Second, Robo-Advisors have proven to be a cost-efficient solution in term of challenging high fee structures offered by the broader Asset Management industry. Although performance has been mitigated, the new DOL fiduciary rule may give Robo-Advisors a boost due to pressures on commissions.
Finally, the use of Blockchain has proved a popular trend for Internet community-based platforms seeking to use ICO’s to raise funds. Although the success of Bitcoin and Ethereum is already widely demonstrated, the application of the distributed-ledger based technology to the broader investment banking appears to be much more slowly paced, mostly for regulatory reasons.
Let’s talk about the potential benefits first, Blockchains could become a major disrupter for capital markets infrastructure addressing significant industry issues, including the reduction counter party risk minimisation, reduction of settlement times, improvement of contractual term performance and increased regulatory reporting transparency. But by solving certain problems, it could create new ones.

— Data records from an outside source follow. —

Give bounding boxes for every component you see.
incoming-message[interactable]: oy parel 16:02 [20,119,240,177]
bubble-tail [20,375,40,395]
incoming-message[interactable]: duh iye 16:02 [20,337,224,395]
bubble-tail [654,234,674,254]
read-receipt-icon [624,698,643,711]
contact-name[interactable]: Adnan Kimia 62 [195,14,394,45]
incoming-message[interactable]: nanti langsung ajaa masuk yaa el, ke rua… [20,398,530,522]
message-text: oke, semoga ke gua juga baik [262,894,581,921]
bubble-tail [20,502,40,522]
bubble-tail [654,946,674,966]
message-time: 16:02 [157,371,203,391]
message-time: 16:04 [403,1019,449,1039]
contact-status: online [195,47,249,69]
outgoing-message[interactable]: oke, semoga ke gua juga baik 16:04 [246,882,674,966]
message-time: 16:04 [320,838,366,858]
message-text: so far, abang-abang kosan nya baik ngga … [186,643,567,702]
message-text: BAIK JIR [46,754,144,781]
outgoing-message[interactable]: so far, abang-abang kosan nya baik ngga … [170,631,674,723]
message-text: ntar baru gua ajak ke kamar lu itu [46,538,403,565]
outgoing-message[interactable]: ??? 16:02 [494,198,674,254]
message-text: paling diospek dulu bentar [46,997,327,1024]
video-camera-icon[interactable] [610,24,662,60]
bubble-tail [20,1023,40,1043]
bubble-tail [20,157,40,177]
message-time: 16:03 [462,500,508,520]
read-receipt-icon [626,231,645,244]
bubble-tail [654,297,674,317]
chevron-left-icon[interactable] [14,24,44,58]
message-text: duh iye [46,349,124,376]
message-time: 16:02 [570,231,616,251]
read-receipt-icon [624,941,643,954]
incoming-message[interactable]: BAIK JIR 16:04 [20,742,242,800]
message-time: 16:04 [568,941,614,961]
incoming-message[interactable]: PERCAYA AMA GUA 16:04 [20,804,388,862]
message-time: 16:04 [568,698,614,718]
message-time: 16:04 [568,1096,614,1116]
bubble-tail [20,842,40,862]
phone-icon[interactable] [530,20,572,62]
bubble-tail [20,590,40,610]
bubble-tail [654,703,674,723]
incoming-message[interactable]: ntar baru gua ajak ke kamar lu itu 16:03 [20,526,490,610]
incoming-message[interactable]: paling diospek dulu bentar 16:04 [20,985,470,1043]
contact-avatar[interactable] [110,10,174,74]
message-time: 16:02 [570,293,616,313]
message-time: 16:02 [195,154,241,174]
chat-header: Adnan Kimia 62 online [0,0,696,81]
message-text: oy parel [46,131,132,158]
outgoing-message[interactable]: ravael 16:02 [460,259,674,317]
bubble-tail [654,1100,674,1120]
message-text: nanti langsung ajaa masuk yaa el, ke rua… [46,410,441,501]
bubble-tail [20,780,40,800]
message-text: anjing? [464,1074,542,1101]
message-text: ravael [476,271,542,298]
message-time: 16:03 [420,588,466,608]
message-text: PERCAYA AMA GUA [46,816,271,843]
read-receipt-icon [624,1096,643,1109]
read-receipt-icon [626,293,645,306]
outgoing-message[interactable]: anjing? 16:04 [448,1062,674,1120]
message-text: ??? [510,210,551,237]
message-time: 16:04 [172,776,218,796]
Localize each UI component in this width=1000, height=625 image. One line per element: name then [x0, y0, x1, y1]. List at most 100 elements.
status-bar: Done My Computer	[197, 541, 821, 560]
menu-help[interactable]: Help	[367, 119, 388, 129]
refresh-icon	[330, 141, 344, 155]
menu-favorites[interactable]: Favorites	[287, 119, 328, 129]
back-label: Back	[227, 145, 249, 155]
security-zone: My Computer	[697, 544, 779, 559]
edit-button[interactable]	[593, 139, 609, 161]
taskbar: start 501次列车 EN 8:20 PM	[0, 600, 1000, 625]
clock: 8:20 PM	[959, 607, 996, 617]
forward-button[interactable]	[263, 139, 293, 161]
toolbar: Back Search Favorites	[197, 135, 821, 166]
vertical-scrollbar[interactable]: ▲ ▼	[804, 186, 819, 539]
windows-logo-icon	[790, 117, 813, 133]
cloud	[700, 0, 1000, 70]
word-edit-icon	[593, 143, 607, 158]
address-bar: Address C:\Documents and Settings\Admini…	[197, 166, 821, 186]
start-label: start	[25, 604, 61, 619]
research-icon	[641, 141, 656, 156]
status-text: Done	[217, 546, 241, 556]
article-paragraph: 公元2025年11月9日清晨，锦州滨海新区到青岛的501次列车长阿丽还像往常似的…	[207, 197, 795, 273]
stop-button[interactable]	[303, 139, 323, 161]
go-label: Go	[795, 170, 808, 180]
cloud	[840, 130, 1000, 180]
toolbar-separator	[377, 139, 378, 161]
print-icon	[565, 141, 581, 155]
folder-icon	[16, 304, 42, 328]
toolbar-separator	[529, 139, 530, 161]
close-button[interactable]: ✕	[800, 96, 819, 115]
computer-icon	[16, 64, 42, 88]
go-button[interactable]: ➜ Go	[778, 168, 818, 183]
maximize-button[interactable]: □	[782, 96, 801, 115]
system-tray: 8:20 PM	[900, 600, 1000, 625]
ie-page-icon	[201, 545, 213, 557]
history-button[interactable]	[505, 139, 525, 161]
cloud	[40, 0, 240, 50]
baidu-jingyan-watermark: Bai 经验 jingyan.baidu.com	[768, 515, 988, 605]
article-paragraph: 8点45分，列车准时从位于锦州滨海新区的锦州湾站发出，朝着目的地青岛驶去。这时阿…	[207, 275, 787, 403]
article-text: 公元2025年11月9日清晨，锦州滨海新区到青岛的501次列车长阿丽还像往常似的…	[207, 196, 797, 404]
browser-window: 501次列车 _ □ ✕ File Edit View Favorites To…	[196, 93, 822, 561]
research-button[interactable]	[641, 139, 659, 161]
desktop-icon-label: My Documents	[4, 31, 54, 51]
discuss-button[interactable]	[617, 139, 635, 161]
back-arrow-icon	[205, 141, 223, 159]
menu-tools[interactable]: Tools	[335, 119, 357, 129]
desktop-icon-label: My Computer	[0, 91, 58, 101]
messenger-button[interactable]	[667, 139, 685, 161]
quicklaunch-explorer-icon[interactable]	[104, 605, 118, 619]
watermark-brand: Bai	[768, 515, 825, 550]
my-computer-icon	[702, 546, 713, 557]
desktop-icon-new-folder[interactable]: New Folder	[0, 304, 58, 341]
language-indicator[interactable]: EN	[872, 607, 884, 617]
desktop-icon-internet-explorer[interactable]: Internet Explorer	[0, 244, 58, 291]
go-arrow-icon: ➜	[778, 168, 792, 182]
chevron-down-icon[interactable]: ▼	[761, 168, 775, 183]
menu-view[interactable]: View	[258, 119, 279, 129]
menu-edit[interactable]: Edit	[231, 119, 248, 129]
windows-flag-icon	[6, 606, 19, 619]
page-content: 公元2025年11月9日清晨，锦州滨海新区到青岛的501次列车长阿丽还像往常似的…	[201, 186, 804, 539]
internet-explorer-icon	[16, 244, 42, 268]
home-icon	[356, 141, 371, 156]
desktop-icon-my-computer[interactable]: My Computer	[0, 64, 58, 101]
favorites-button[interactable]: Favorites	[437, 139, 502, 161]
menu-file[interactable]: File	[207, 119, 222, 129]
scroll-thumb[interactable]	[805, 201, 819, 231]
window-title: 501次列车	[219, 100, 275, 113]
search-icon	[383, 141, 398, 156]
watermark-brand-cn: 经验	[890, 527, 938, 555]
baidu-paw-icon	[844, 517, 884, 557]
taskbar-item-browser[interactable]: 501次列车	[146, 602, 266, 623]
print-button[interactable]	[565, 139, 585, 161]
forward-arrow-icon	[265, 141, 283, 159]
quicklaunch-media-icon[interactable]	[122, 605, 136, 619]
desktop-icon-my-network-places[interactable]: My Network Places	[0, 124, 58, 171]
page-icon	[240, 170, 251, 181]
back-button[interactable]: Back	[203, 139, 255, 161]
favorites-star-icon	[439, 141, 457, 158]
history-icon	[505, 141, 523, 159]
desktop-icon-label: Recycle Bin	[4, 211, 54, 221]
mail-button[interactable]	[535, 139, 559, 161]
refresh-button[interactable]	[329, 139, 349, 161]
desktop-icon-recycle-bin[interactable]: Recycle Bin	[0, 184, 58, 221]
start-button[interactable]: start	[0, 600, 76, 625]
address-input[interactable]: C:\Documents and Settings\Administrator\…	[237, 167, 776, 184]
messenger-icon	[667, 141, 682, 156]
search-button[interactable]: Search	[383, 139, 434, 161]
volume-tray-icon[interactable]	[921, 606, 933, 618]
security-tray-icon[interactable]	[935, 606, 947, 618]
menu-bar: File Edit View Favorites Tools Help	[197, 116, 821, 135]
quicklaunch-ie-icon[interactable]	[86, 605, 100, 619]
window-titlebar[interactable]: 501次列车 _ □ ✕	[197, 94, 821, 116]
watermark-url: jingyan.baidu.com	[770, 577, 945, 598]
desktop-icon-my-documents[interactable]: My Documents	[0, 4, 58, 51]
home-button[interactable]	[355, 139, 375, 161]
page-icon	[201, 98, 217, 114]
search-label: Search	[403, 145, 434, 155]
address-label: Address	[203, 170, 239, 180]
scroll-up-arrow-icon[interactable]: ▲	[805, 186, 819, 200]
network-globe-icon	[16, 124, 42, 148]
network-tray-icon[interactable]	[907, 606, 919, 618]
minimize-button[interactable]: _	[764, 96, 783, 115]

Regulatory issues could be the same as for cryptocurrencies, only for investment banking they are potential major blockers.
There are two concerns; the first one revolves around anonymised transactions and therefore the difficult oversight of money laundering by regulators. Blockchain technology aside, there have been significant cases of money laundering in the last 10 years. Take as an example HSBC in Mexico, illegal transactions have gone unnoticed for a certain amount of time thanks to financial innovation. It is worth noting as a general comment that in the light of recent scandals, Libor, Subprime and AML, financial innovations have always been ahead of regulators. Now add anonymised transactions to the equation, money markets oversight and regulating big banks balance sheet thus becomes an issue: who owns what? Rings a bell? No doubt that the solutions around these problems can be found, but the bigger picture here is whether Blockchain can reduce costs and eliminate some intermediaries. If its oversight turns out to be more complex than anticipated, can it achieve this? The second problem is the difficulty Blockchain poses to central banks. We have seen them issuing warning notes about cryptocurrencies, the lack of control on inflows/outflows in and out an offshore currency could undermine their authority. Let’s think now about what it could be for banking: money markets need central banks intervention, in particular when they need to avoid the worst. Can Central Banks’ market intervention have the same impact in distributed ledger type of market place? Blockchain has lot of benefits, but its implications must be well understood before being put into practice.
Looking ahead to 2018, dispruption maybe on the horizon but regulation and human intervention and interaction with new technology will more likely be the dominant themes.